En cette fin d’année 2024, une question anime les amateurs de bande dessinée et les professionnels du droit : le personnage de Tintin va-t-il vraiment tomber dans le domaine public aux États-Unis ? Et les Américains pourront-ils utiliser librement le personnage sans risquer de problèmes juridiques ? La réponse est plus compliquée qu’il n’y paraît, entre droits d’exploitation, droit moral et marques déposées. Explorons les zones d’ombre et les écueils à éviter.
Domaine public aux États-Unis, mais protégé ailleurs
Aux États-Unis, les lois sur les droits d’auteur prévoient une durée de protection de 95 ans pour les œuvres publiées avant 1978. Publié pour la première fois en 1929, le premier album de Tintin (Tintin au pays des Soviets) tombera dans le domaine public américain le 1er janvier 2025.
Cependant, ce domaine public ne s’étend pas à l’international. En Europe, les droits d’auteur sur Tintin sont protégés jusqu’à la fin de l’année 2053 (70 ans après la mort d’Hergé, en 1983). Dans d’autres régions comme l’Asie, la durée de protection peut être de 50 ans post mortem, jusqu’en 2033.
Cette disparité signifie que si un Américain souhaite exploiter Tintin en ligne ou dans un produit diffusé à l’international, il pourrait violer les droits d’auteur en Europe ou ailleurs. Un simple site web ou une plateforme de streaming rend l’exploitation internationale quasi inévitable et expose à des poursuites.
La marque « Tintin » : un autre obstacle de taille
Le nom « Tintin », ainsi que des éléments visuels associés, sont protégés par des marques déposées par Moulinsart SA, la société qui gère les droits commerciaux de l’œuvre d’Hergé. Cette protection reste valide tant que la marque est exploitée et renouvelée.
Aux États-Unis, un producteur pourrait utiliser le nom « Tintin » comme titre d’une création artistique (par exemple, un film ou une bande dessinée), car la loi américaine sur les marques laisse une certaine marge pour les usages artistiques. Cependant, il lui serait impossible d’utiliser « Tintin » pour des produits dérivés (jouets, vêtements, etc.) sans enfreindre les droits de marque. Toute confusion avec les produits officiels de Moulinsart SA serait également susceptible de poursuites.
Les personnages et éléments créés après 1929
Si Tintin au pays des Soviets entre dans le domaine public en 2025, ce n’est pas le cas des albums et personnages créés après cette date. Par exemple :
- Les cheveux roux de Tintin n’apparaissent qu’à partir de Tintin en Amérique (1931).

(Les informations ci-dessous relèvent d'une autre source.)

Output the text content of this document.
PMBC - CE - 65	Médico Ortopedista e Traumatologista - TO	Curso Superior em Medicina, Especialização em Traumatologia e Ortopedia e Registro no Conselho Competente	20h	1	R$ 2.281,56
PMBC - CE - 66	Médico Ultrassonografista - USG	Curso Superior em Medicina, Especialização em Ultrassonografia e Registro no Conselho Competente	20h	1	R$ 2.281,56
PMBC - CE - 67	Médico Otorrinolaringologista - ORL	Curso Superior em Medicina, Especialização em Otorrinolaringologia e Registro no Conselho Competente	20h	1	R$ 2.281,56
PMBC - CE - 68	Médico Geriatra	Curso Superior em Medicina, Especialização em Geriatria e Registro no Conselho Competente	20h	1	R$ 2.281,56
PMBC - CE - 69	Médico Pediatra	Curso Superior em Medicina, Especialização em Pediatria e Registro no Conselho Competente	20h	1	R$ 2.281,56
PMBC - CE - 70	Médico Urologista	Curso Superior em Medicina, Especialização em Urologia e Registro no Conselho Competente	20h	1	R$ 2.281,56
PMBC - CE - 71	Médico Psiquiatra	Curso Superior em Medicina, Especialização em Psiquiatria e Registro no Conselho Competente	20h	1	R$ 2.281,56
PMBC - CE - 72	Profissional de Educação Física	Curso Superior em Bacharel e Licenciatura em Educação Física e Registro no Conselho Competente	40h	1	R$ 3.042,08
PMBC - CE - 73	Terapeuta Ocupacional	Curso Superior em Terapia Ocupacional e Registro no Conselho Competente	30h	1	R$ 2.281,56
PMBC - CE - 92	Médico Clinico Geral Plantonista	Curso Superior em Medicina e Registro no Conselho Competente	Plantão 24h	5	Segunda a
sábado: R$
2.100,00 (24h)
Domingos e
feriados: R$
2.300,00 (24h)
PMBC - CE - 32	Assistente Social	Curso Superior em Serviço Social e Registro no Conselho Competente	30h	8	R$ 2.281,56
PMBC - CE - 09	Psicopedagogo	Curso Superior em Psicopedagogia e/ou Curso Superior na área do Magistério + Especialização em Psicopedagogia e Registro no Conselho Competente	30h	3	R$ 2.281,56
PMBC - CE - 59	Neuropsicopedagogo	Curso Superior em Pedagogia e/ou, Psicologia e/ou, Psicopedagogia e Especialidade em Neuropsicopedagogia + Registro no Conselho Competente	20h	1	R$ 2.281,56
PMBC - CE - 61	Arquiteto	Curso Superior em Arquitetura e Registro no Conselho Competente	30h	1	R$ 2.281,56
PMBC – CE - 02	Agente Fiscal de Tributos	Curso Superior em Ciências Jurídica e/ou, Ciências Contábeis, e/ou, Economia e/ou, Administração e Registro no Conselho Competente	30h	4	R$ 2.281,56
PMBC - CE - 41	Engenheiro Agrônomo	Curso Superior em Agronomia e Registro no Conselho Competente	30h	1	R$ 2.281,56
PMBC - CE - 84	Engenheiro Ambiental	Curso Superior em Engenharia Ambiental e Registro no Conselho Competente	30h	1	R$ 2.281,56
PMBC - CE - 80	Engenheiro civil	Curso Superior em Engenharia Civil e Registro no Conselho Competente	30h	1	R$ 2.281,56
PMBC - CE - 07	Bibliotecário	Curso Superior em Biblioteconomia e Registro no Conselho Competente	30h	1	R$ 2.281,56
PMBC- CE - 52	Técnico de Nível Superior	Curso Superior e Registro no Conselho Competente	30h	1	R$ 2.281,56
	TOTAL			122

- Des personnages iconiques comme le Professeur Tournesol (1944) ou la Castafiore (1939) restent protégés par le droit d’auteur jusqu’à 2053 en Europe et ailleurs.
Ainsi, même une exploitation basée uniquement sur Tintin au pays des Soviets pourrait être restreinte si elle inclut des éléments visuels ou narratifs ajoutés dans des œuvres ultérieures.
Le droit moral : une protection perpétuelle en France
Le droit moral est une arme redoutable pour les ayants droit d’Hergé. En France et dans d’autres pays européens, ce droit est perpétuel et inaliénable. Il inclut notamment :
- Le droit au respect de l’intégrité de l’œuvre : Toute modification ou dénaturation du personnage peut être sanctionnée.
- Le droit de paternité : Hergé doit être reconnu comme le créateur.
Prenons un exemple :
- Si Tintin est utilisé en dehors de son contexte habituel, par exemple avec d’autres héros de bande dessinée, une atteinte au droit à l’intégrité de l’oeuvre pourrait être caractérisée.
- Si Tintin est utilisé sur un T-Shirt sans que Hergé ne soit cité, alors une atteinte au droit de paternité serait caractérisée.
Tintin est bien dans le domaine public américain, mais à haut risque
Pour un producteur américain, l’idée d’exploiter librement Tintin à partir de 2025 ressemble à une aventure hasardeuse. Entre les droits d’auteur protégeant les œuvres à l’international, les droits de marque soigneusement défendus par Moulinsart SA et le droit moral perpétuel exercé par Fanny Rodwell, les risques juridiques sont considérables.
Ce casse-tête juridique n’a peut-être pas de solution au regard de cette difficulté :
- Si un producteur américain représente Tintin avec une mèche rousse issue d’un album postérieur à 1929, cela pourrait violer les droits d’exploitation sur cet élément particulier.
- Si ce producteur change la couleur des cheveux de Tintin, il risquerait d’être attaqué pour atteinte au droit moral, car cela dénature l’apparence du personnage telle qu’elle a été définie par Hergé.